Issue summary: View changes
Status: Needs review » Needs work
FileSize
72.03 KB

The requirements hook doesn't seem to work, I get a blank line and a bunch of errors about title

smccabe’s picture

Status: Needs work » Needs review
FileSize
18.03 KB

Ah, looks like you're adding some extra nesting to the array that doesn't need to be there.

I redid the requirements hook based on the cleaner example from PHPExcel, you also don't need to check if the library function exists, as we should just have that as a module requirement. It is by proxy currently since phpexcel requires it.

travis-bradbury’s picture

Ah, the hook_requirements() implementation looks a lot nicer now.

I added a note to the README about the new library requirement.

smccabe’s picture

Status: Needs review » Needs work

Shouldn't we be using this functionality for the import and validation results as well as the template generation? Might as well use it for all writing?

What about importing, do we have a memory issue with that even though we do the batch setup or is that ok?

Also as a patch note, the new export is missing the header coloring the old setup had.

travis-bradbury’s picture

Importing seems to be better than the export for resource usage but we can probably make improvements by switching to another spreadsheet reader if we want to.

https://github.com/nuovo/spreadsheet-reader/ is pretty light and can read from xlsx files without keeping the whole thing in memory. I believe that PHPExcel still keeps everything in memory when using xlsx but I don't know that beyond doubt.

If we went that route (and probably even if we don't go that route) we should switch everything we have over to using xlsx since xls is a hog regardless of the library we use.

PHP_XLSXWriter doesn't support colouring so if we switch the rest of the spreadsheet creation over to it we should have a different way to show errors to the user. This would be beneficial anyway since the messages saved for errors ("SKU already in use" or whatever else) are lost; the colours don't convey why a cell has an invalid value.

smccabe’s picture

Hmm... colors are sort of key to the way the whole thing works though, thats how we show what things errored in a user friendly manner and we intended to add the specific error messages in as comments.

smccabe’s picture

Status: Needs work » Needs review
FileSize
23.27 KB

Added an export test and fixed a couple bugs. Also I've added color support to PHP_XLSXWriter in a pull request, nothing is setup in this module yet.

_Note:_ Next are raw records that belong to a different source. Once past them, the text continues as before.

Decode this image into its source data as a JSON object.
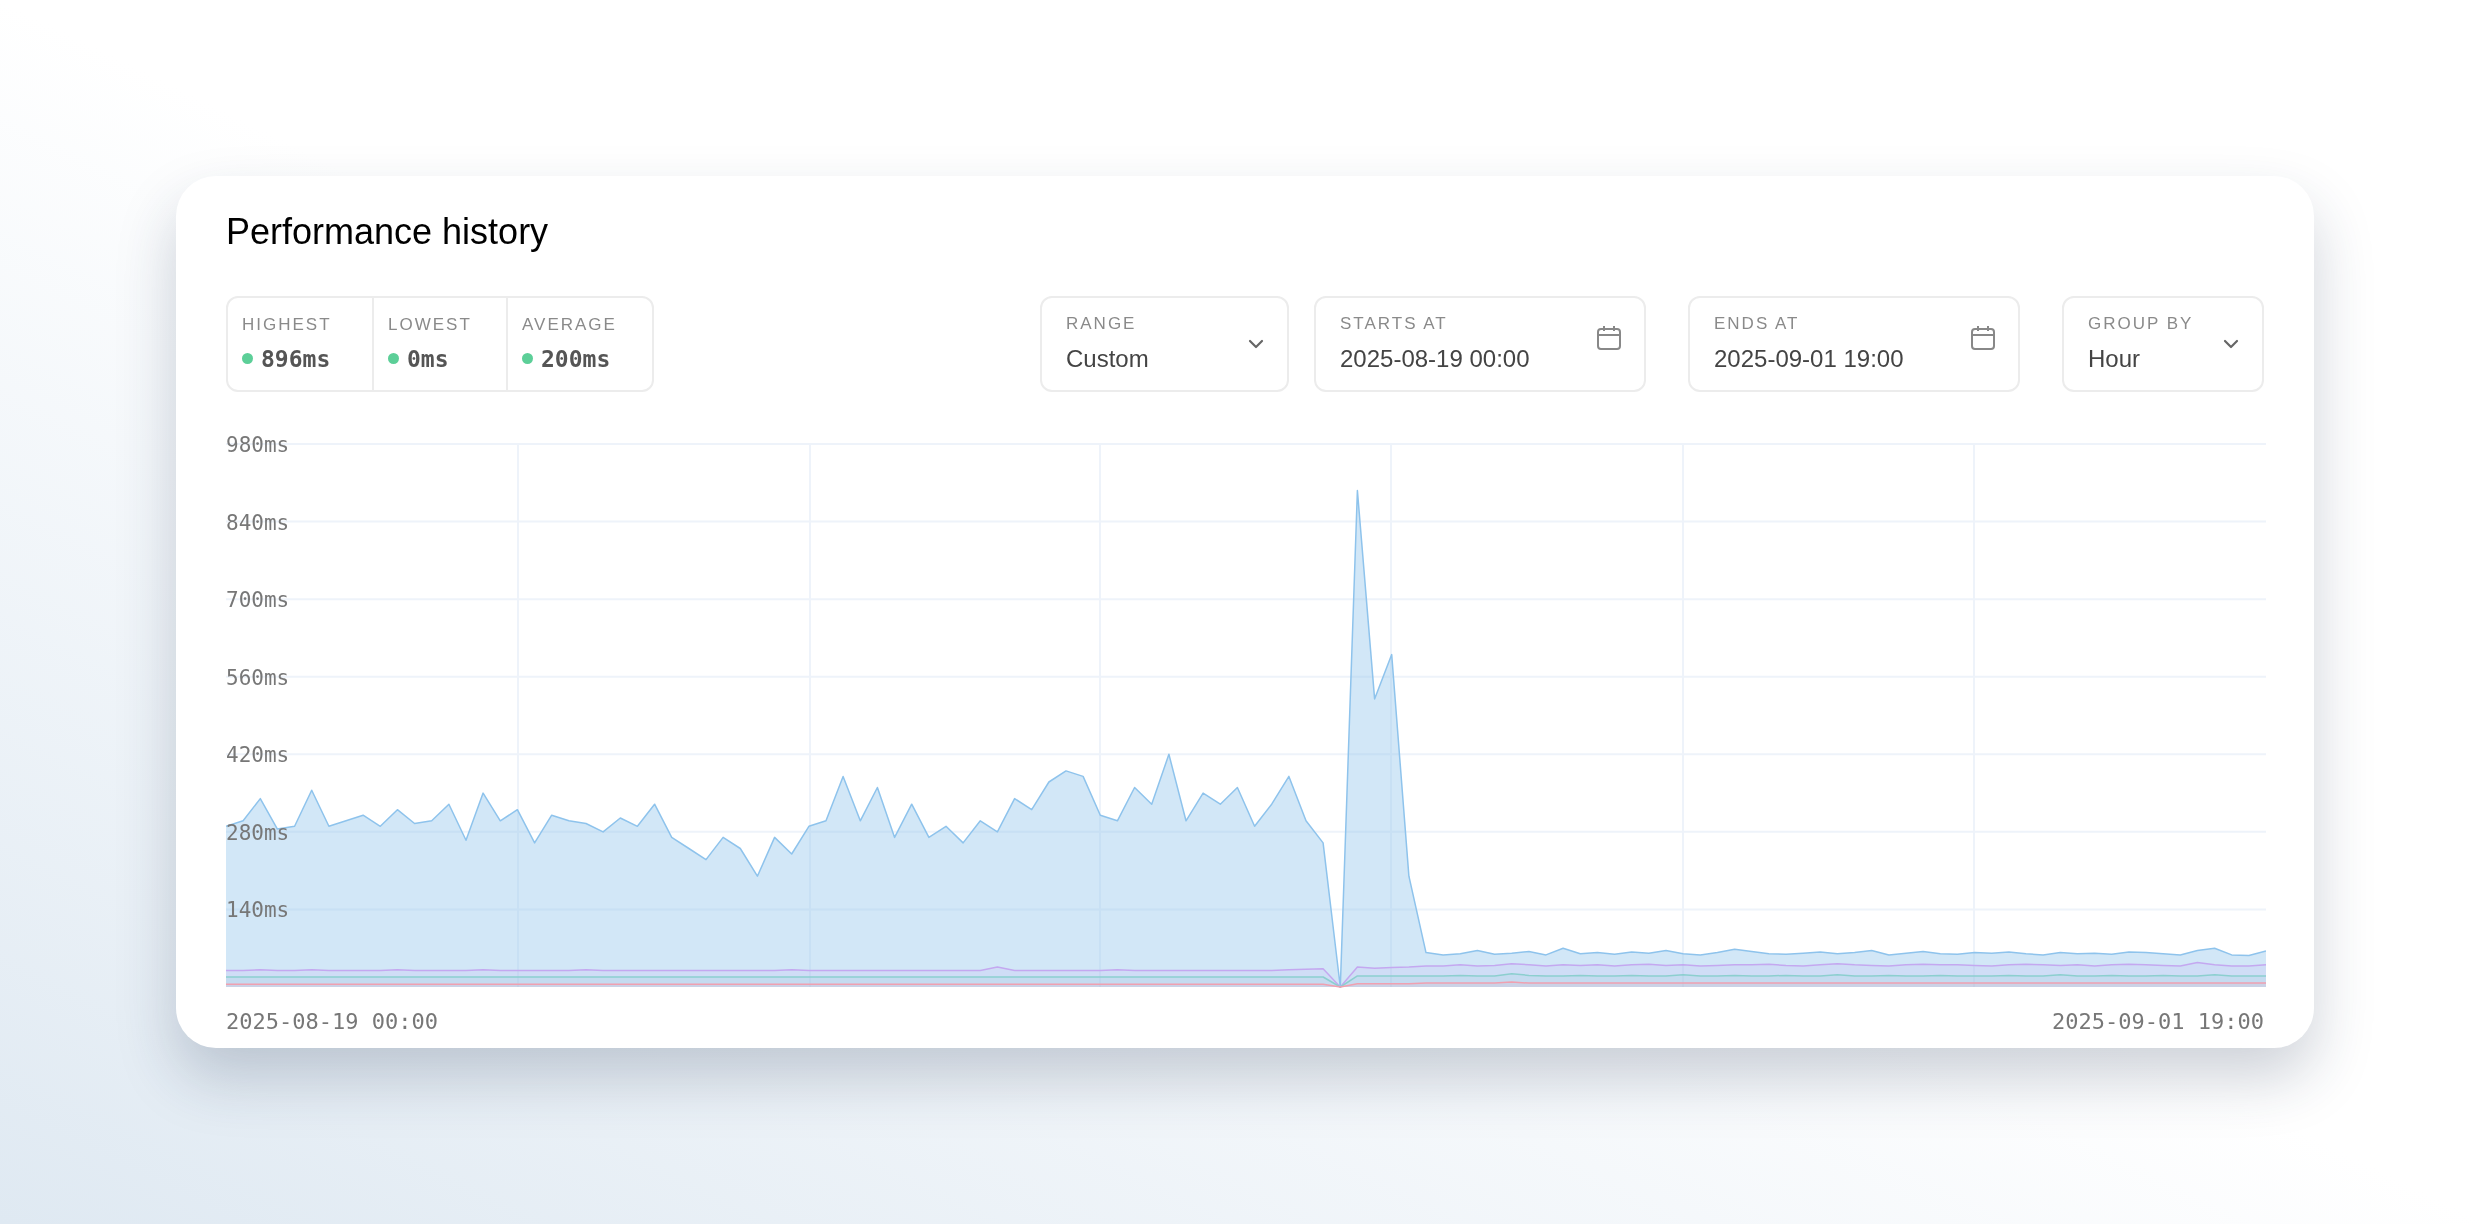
{
  "card": {
    "title": "Performance history"
  },
  "stats": [
    {
      "label": "HIGHEST",
      "value": "896ms"
    },
    {
      "label": "LOWEST",
      "value": "0ms"
    },
    {
      "label": "AVERAGE",
      "value": "200ms"
    }
  ],
  "controls": [
    {
      "kind": "select",
      "label": "RANGE",
      "value": "Custom"
    },
    {
      "kind": "date",
      "label": "STARTS AT",
      "value": "2025-08-19 00:00"
    },
    {
      "kind": "date",
      "label": "ENDS AT",
      "value": "2025-09-01 19:00"
    },
    {
      "kind": "select",
      "label": "GROUP BY",
      "value": "Hour"
    }
  ],
  "x_axis_labels": [
    "2025-08-19 00:00",
    "2025-09-01 19:00"
  ],
  "chart_data": {
    "type": "area",
    "grid": true,
    "ylim": [
      0,
      980
    ],
    "yticks": [
      {
        "value": 140,
        "label": "140ms"
      },
      {
        "value": 280,
        "label": "280ms"
      },
      {
        "value": 420,
        "label": "420ms"
      },
      {
        "value": 560,
        "label": "560ms"
      },
      {
        "value": 700,
        "label": "700ms"
      },
      {
        "value": 840,
        "label": "840ms"
      },
      {
        "value": 980,
        "label": "980ms"
      }
    ],
    "series": [
      {
        "color": "#8ec3ec",
        "values": [
          290,
          300,
          340,
          285,
          290,
          355,
          290,
          300,
          310,
          290,
          320,
          295,
          300,
          330,
          265,
          350,
          300,
          320,
          260,
          310,
          300,
          295,
          280,
          305,
          290,
          330,
          270,
          250,
          230,
          270,
          250,
          200,
          270,
          240,
          290,
          300,
          380,
          300,
          360,
          270,
          330,
          270,
          290,
          260,
          300,
          280,
          340,
          320,
          370,
          390,
          380,
          310,
          300,
          360,
          330,
          420,
          300,
          350,
          330,
          360,
          290,
          330,
          380,
          300,
          260,
          0,
          896,
          520,
          600,
          200,
          62,
          58,
          60,
          66,
          59,
          61,
          64,
          58,
          70,
          60,
          62,
          59,
          63,
          61,
          66,
          60,
          58,
          62,
          68,
          64,
          60,
          59,
          61,
          63,
          60,
          62,
          66,
          58,
          61,
          64,
          60,
          59,
          62,
          61,
          63,
          60,
          58,
          62,
          60,
          61,
          59,
          63,
          62,
          60,
          58,
          66,
          70,
          58,
          57,
          65
        ]
      },
      {
        "color": "#c4a8f0",
        "values": [
          30,
          30,
          31,
          30,
          30,
          31,
          30,
          30,
          30,
          30,
          31,
          30,
          30,
          30,
          30,
          31,
          30,
          30,
          30,
          30,
          30,
          31,
          30,
          30,
          30,
          30,
          30,
          30,
          30,
          30,
          30,
          30,
          30,
          31,
          30,
          30,
          30,
          30,
          30,
          30,
          30,
          30,
          30,
          30,
          30,
          36,
          30,
          30,
          30,
          30,
          30,
          30,
          31,
          30,
          30,
          30,
          30,
          30,
          30,
          30,
          30,
          30,
          31,
          32,
          33,
          0,
          36,
          34,
          35,
          36,
          38,
          38,
          40,
          38,
          39,
          42,
          40,
          38,
          40,
          39,
          40,
          38,
          40,
          41,
          39,
          40,
          38,
          39,
          40,
          40,
          41,
          39,
          38,
          40,
          42,
          40,
          39,
          38,
          40,
          41,
          40,
          40,
          39,
          38,
          40,
          41,
          40,
          39,
          40,
          38,
          40,
          41,
          40,
          39,
          38,
          44,
          40,
          38,
          38,
          40
        ]
      },
      {
        "color": "#8ccfcf",
        "values": [
          18,
          18,
          18,
          18,
          18,
          18,
          18,
          18,
          18,
          18,
          18,
          18,
          18,
          18,
          18,
          18,
          18,
          18,
          18,
          18,
          18,
          18,
          18,
          18,
          18,
          18,
          18,
          18,
          18,
          18,
          18,
          18,
          18,
          18,
          18,
          18,
          18,
          18,
          18,
          18,
          18,
          18,
          18,
          18,
          18,
          18,
          18,
          18,
          18,
          18,
          18,
          18,
          18,
          18,
          18,
          18,
          18,
          18,
          18,
          18,
          18,
          18,
          18,
          18,
          18,
          0,
          20,
          20,
          20,
          20,
          20,
          20,
          21,
          20,
          20,
          24,
          21,
          20,
          20,
          21,
          20,
          20,
          21,
          20,
          20,
          22,
          20,
          20,
          21,
          20,
          20,
          21,
          20,
          20,
          22,
          20,
          20,
          21,
          20,
          20,
          21,
          20,
          20,
          20,
          21,
          20,
          20,
          22,
          20,
          20,
          21,
          20,
          20,
          21,
          20,
          20,
          22,
          20,
          20,
          20
        ]
      },
      {
        "color": "#f0a0b0",
        "values": [
          5,
          5,
          5,
          5,
          5,
          5,
          5,
          5,
          5,
          5,
          5,
          5,
          5,
          5,
          5,
          5,
          5,
          5,
          5,
          5,
          5,
          5,
          5,
          5,
          5,
          5,
          5,
          5,
          5,
          5,
          5,
          5,
          5,
          5,
          5,
          5,
          5,
          5,
          5,
          5,
          5,
          5,
          5,
          5,
          5,
          5,
          5,
          5,
          5,
          5,
          5,
          5,
          5,
          5,
          5,
          5,
          5,
          5,
          5,
          5,
          5,
          5,
          5,
          5,
          5,
          0,
          6,
          6,
          6,
          6,
          7,
          7,
          7,
          7,
          7,
          9,
          7,
          7,
          7,
          7,
          7,
          7,
          7,
          7,
          7,
          7,
          7,
          7,
          7,
          7,
          7,
          7,
          7,
          7,
          7,
          7,
          7,
          7,
          7,
          7,
          7,
          7,
          7,
          7,
          7,
          7,
          7,
          7,
          7,
          7,
          7,
          7,
          7,
          7,
          7,
          7,
          7,
          7,
          7,
          7
        ]
      }
    ]
  }
}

https://github.com/mk-j/PHP_XLSXWriter/pull/69

smccabe’s picture

FileSize
32.38 KB
travis-bradbury’s picture

Re-rolled for the header aliasing feature.

travis-bradbury’s picture

FileSize
26.77 KB

People should really try applying their patches before uploading them.

  • smccabe committed 9f01376 on 7.x-1.x authored by tbradbury
    Issue #2785625 by tbradbury, smccabe: Reduce memory usage of export
    
smccabe’s picture

Status: Needs review » Fixed

Added child issue for using this for other outputs #2790325: Convert Results and Template to XLSXWriter

Status: Fixed » Closed (fixed)

Automatically closed - issue fixed for 2 weeks with no activity.